Palavra Solta - a menina do beco

*Rangel Alves da Costa

Sempre ouvia que tivesse muito cuidado com aquele beco. Era muito estreito, era muito escuro, era perigoso demais. E também sempre ouvia que seus pais somente moravam ali por não ter outro lugar pra servir como moradia. A menina morava ali, naquele beco.

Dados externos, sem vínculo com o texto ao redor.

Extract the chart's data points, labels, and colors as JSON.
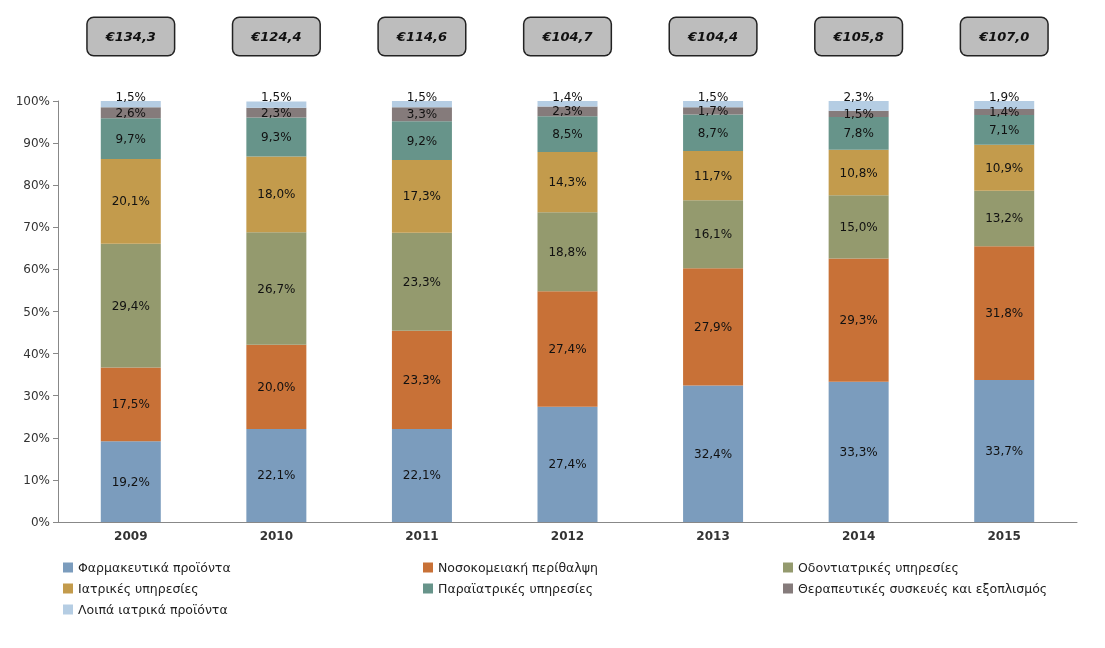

Ao saírem, seus pais pediam por tudo que ela não abrisse a porta nem a janela, que não atendesse se alguém chegasse batendo, e que nem pensasse em sair sozinha por aquele perigoso labirinto. Mas a menina, pela idade ou por curiosidade, aos poucos foi desobedecendo. Abria janela, abria a porta, metia a cabeça do lado de fora e ficava olhando se algo estranho acontecia. Mas certa feita olhou para um dos cantos do beco e imaginou estar vendo olhos mirando em sua direção. Noutra feita, percebeu que mãos acenavam chamando. Depois achava, porém, que era só imaginação sua. E de repente passou a avistar mais olhos, mais mãos acenando, e também vozes chamando seu nome. Tinha apenas treze anos. Aqueles olhos, aquelas mãos e aquelas vozes, no passo seguinte já estavam lhe oferecendo drogas. E aos poucos ela foi aceitando. Não durou muito e passou a ser abusada sexualmente. E ela foi deixando. Os pais chegavam da luta e não encontravam mais ela em casa. Quando muito, era avistada pelas sombras do beco. E não quis mais voltar ao lar. E foi seguindo de beco em beco, de escuridão em escuridão, até desaparecer nos caminhos.